Tomorrow I begin the last semester of my university career.
It is a surreal feeling, to be sure, but not, I suspect, as surreal as the feeling I’ll have when I walk off the campus at the end of my last class of the semester—the last class of my life.
To say that I am looking forward to that day would be idiotic. It would be like saying a cactus is looking forward to the rainstorm.
Euphoric as I will be five months from now, I must admit I will also feel a little sheepish.
Graduation has been a long time coming. I completed high school in May of 2004. Seven years later, it looks like I will finally be graduating from college with a bachelor’s degree in English. I have friends who graduated from high school after me and already have two degrees. I struggle daily with feelings of mediocrity in light of this fact. Even my usual technique of thinking about all the poor saps worse off than me who haven’t graduated yet doesn’t really help. My failures are my own, and, at least in this situation, other people’s greater failures provide no comfort to my wounded pride.
But then, what’s the point of feeling sorry for myself? Yes, I took seven years to graduate from college. Yes, I once flunked—completely failed—a freshman computer course and lost my scholarship to ASU. Yes, I transferred to so many colleges and universities that after a while my classes just stopped being accepted.
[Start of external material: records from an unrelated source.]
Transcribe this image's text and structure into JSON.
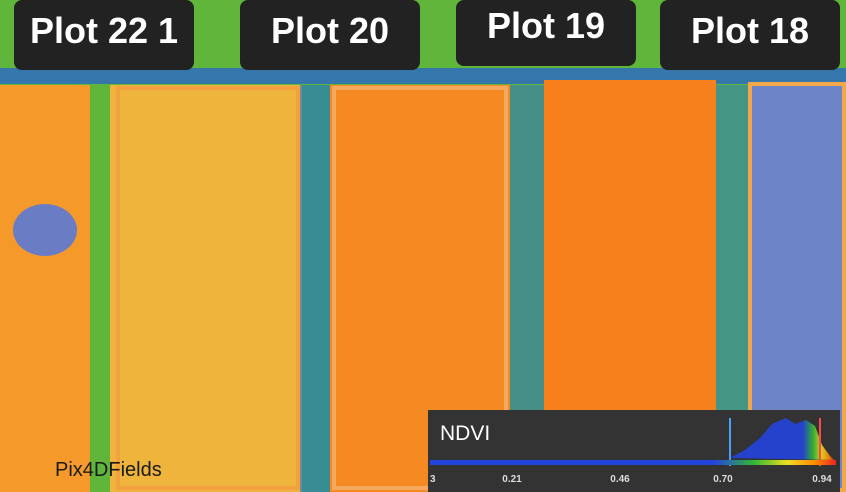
{
  "plots": [
    "Plot 22  1",
    "Plot 20",
    "Plot 19",
    "Plot 18"
  ],
  "watermark": "Pix4DFields",
  "legend": {
    "title": "NDVI",
    "ticks": [
      "3",
      "0.21",
      "0.46",
      "0.70",
      "0.94"
    ]
  }
}
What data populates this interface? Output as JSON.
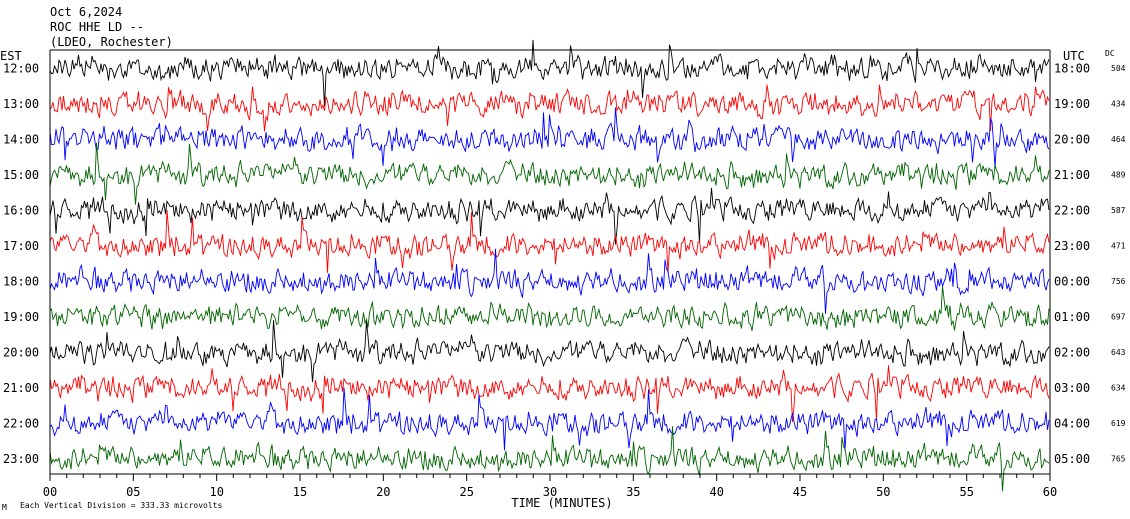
{
  "header": {
    "date": "Oct 6,2024",
    "station": "ROC HHE LD --",
    "network": "(LDEO, Rochester)"
  },
  "left_axis_title": "EST",
  "right_axis_title": "UTC",
  "dc_title": "DC",
  "footer": {
    "xlabel": "TIME (MINUTES)",
    "scale_note": "Each Vertical Division =  333.33 microvolts",
    "mark": "M"
  },
  "colors": {
    "black": "#000000",
    "red": "#ff0000",
    "blue": "#0000ff",
    "green": "#006400"
  },
  "chart_data": {
    "type": "line",
    "xlabel": "TIME (MINUTES)",
    "xlim": [
      0,
      60
    ],
    "x_ticks": [
      "00",
      "05",
      "10",
      "15",
      "20",
      "25",
      "30",
      "35",
      "40",
      "45",
      "50",
      "55",
      "60"
    ],
    "rows": [
      {
        "est": "12:00",
        "utc": "18:00",
        "dc": "504",
        "color": "black"
      },
      {
        "est": "13:00",
        "utc": "19:00",
        "dc": "434",
        "color": "red"
      },
      {
        "est": "14:00",
        "utc": "20:00",
        "dc": "464",
        "color": "blue"
      },
      {
        "est": "15:00",
        "utc": "21:00",
        "dc": "489",
        "color": "green"
      },
      {
        "est": "16:00",
        "utc": "22:00",
        "dc": "587",
        "color": "black"
      },
      {
        "est": "17:00",
        "utc": "23:00",
        "dc": "471",
        "color": "red"
      },
      {
        "est": "18:00",
        "utc": "00:00",
        "dc": "756",
        "color": "blue"
      },
      {
        "est": "19:00",
        "utc": "01:00",
        "dc": "697",
        "color": "green"
      },
      {
        "est": "20:00",
        "utc": "02:00",
        "dc": "643",
        "color": "black"
      },
      {
        "est": "21:00",
        "utc": "03:00",
        "dc": "634",
        "color": "red"
      },
      {
        "est": "22:00",
        "utc": "04:00",
        "dc": "619",
        "color": "blue"
      },
      {
        "est": "23:00",
        "utc": "05:00",
        "dc": "765",
        "color": "green"
      }
    ]
  }
}
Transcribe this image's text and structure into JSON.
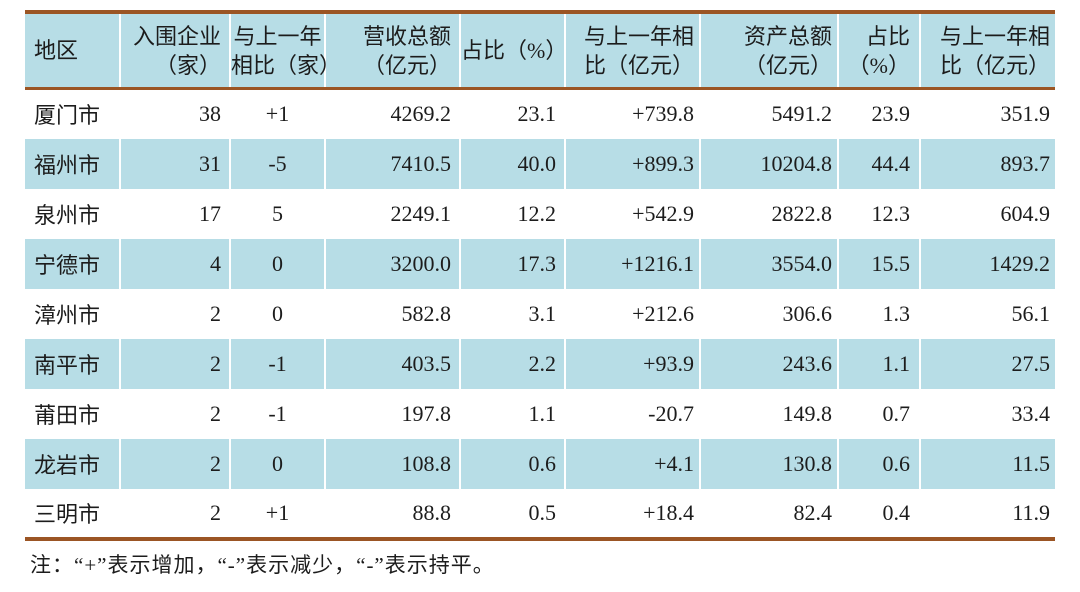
{
  "table": {
    "columns": [
      {
        "label_lines": [
          "地区"
        ]
      },
      {
        "label_lines": [
          "入围企业",
          "（家）"
        ]
      },
      {
        "label_lines": [
          "与上一年",
          "相比（家）"
        ]
      },
      {
        "label_lines": [
          "营收总额",
          "（亿元）"
        ]
      },
      {
        "label_lines": [
          "占比（%）"
        ]
      },
      {
        "label_lines": [
          "与上一年相",
          "比（亿元）"
        ]
      },
      {
        "label_lines": [
          "资产总额",
          "（亿元）"
        ]
      },
      {
        "label_lines": [
          "占比",
          "（%）"
        ]
      },
      {
        "label_lines": [
          "与上一年相",
          "比（亿元）"
        ]
      }
    ],
    "rows": [
      [
        "厦门市",
        "38",
        "+1",
        "4269.2",
        "23.1",
        "+739.8",
        "5491.2",
        "23.9",
        "351.9"
      ],
      [
        "福州市",
        "31",
        "-5",
        "7410.5",
        "40.0",
        "+899.3",
        "10204.8",
        "44.4",
        "893.7"
      ],
      [
        "泉州市",
        "17",
        "5",
        "2249.1",
        "12.2",
        "+542.9",
        "2822.8",
        "12.3",
        "604.9"
      ],
      [
        "宁德市",
        "4",
        "0",
        "3200.0",
        "17.3",
        "+1216.1",
        "3554.0",
        "15.5",
        "1429.2"
      ],
      [
        "漳州市",
        "2",
        "0",
        "582.8",
        "3.1",
        "+212.6",
        "306.6",
        "1.3",
        "56.1"
      ],
      [
        "南平市",
        "2",
        "-1",
        "403.5",
        "2.2",
        "+93.9",
        "243.6",
        "1.1",
        "27.5"
      ],
      [
        "莆田市",
        "2",
        "-1",
        "197.8",
        "1.1",
        "-20.7",
        "149.8",
        "0.7",
        "33.4"
      ],
      [
        "龙岩市",
        "2",
        "0",
        "108.8",
        "0.6",
        "+4.1",
        "130.8",
        "0.6",
        "11.5"
      ],
      [
        "三明市",
        "2",
        "+1",
        "88.8",
        "0.5",
        "+18.4",
        "82.4",
        "0.4",
        "11.9"
      ]
    ]
  },
  "note": "注：“+”表示增加，“-”表示减少，“-”表示持平。",
  "colors": {
    "header_bg": "#b7dde6",
    "row_alt_bg": "#b7dde6",
    "border": "#9b5524",
    "separator": "#ffffff",
    "text": "#1c1c1c"
  }
}
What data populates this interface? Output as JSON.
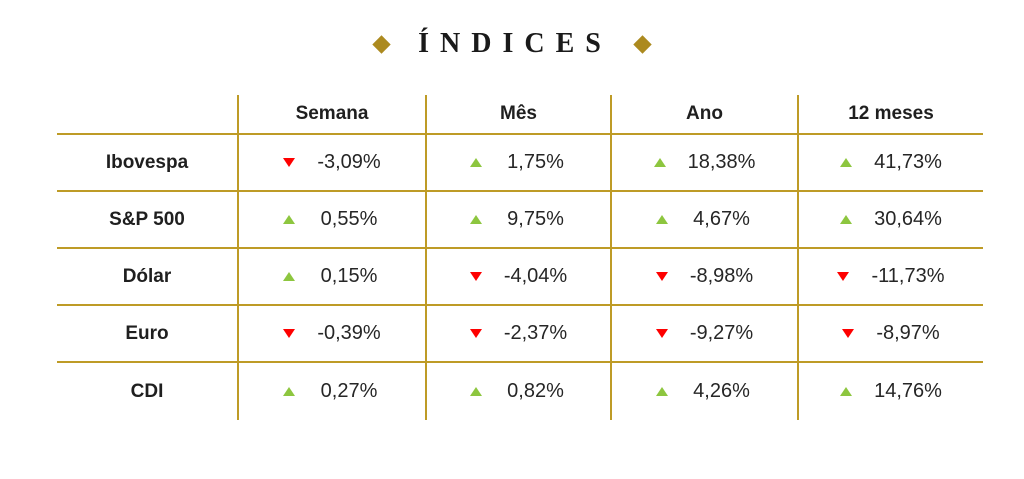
{
  "title": {
    "text": "ÍNDICES"
  },
  "table": {
    "columns": [
      "Semana",
      "Mês",
      "Ano",
      "12 meses"
    ],
    "rows": [
      {
        "label": "Ibovespa",
        "values": [
          {
            "dir": "down",
            "value": "-3,09%"
          },
          {
            "dir": "up",
            "value": "1,75%"
          },
          {
            "dir": "up",
            "value": "18,38%"
          },
          {
            "dir": "up",
            "value": "41,73%"
          }
        ]
      },
      {
        "label": "S&P 500",
        "values": [
          {
            "dir": "up",
            "value": "0,55%"
          },
          {
            "dir": "up",
            "value": "9,75%"
          },
          {
            "dir": "up",
            "value": "4,67%"
          },
          {
            "dir": "up",
            "value": "30,64%"
          }
        ]
      },
      {
        "label": "Dólar",
        "values": [
          {
            "dir": "up",
            "value": "0,15%"
          },
          {
            "dir": "down",
            "value": "-4,04%"
          },
          {
            "dir": "down",
            "value": "-8,98%"
          },
          {
            "dir": "down",
            "value": "-11,73%"
          }
        ]
      },
      {
        "label": "Euro",
        "values": [
          {
            "dir": "down",
            "value": "-0,39%"
          },
          {
            "dir": "down",
            "value": "-2,37%"
          },
          {
            "dir": "down",
            "value": "-9,27%"
          },
          {
            "dir": "down",
            "value": "-8,97%"
          }
        ]
      },
      {
        "label": "CDI",
        "values": [
          {
            "dir": "up",
            "value": "0,27%"
          },
          {
            "dir": "up",
            "value": "0,82%"
          },
          {
            "dir": "up",
            "value": "4,26%"
          },
          {
            "dir": "up",
            "value": "14,76%"
          }
        ]
      }
    ]
  },
  "colors": {
    "grid_line": "#be9b26",
    "diamond": "#ac8a1f",
    "up_triangle": "#8dc63f",
    "down_triangle": "#fe0000",
    "text": "#1f1f1f"
  },
  "icons": {
    "diamond": "diamond-icon",
    "up": "up-triangle-icon",
    "down": "down-triangle-icon"
  },
  "chart_data": {
    "type": "table",
    "title": "ÍNDICES",
    "columns": [
      "Semana",
      "Mês",
      "Ano",
      "12 meses"
    ],
    "rows": [
      "Ibovespa",
      "S&P 500",
      "Dólar",
      "Euro",
      "CDI"
    ],
    "values_pct": [
      [
        -3.09,
        1.75,
        18.38,
        41.73
      ],
      [
        0.55,
        9.75,
        4.67,
        30.64
      ],
      [
        0.15,
        -4.04,
        -8.98,
        -11.73
      ],
      [
        -0.39,
        -2.37,
        -9.27,
        -8.97
      ],
      [
        0.27,
        0.82,
        4.26,
        14.76
      ]
    ]
  }
}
Yes, I took English 101 and 102 from ASU and still had to take entry-level remedial English at my new university because of bureaucracy’s ever-present caveats. Yes, for several semesters I only took three classes at a time because tuition was so expensive for an American citizen living in Canada that I couldn’t swallow any more than that.
It will be seven years almost to the day by the time I will have graduated from my post-secondary institution.
But I will have graduated.
And I suppose that’s the point.
Just please, please, if you have any inkling of charitable feelings of goodwill toward me in the slightest, even if you mostly don’t like me but can on the rare occasion tolerate me—please don’t ask me what I’m doing after graduation.
It would be like asking a cactus about its long-term goals or its five year plan—a pointless venture because everybody knows that cacti don’t have five year plans beyond simply standing there with both arms raised as though waving a double-handed goodbye to all the poor schmucks driving away from the barren desert to move to an even more desolate place comprised mainly of snow and ice.
It would be fruitless is what I’m saying.
I’m just shooting for Cinco de Mayo.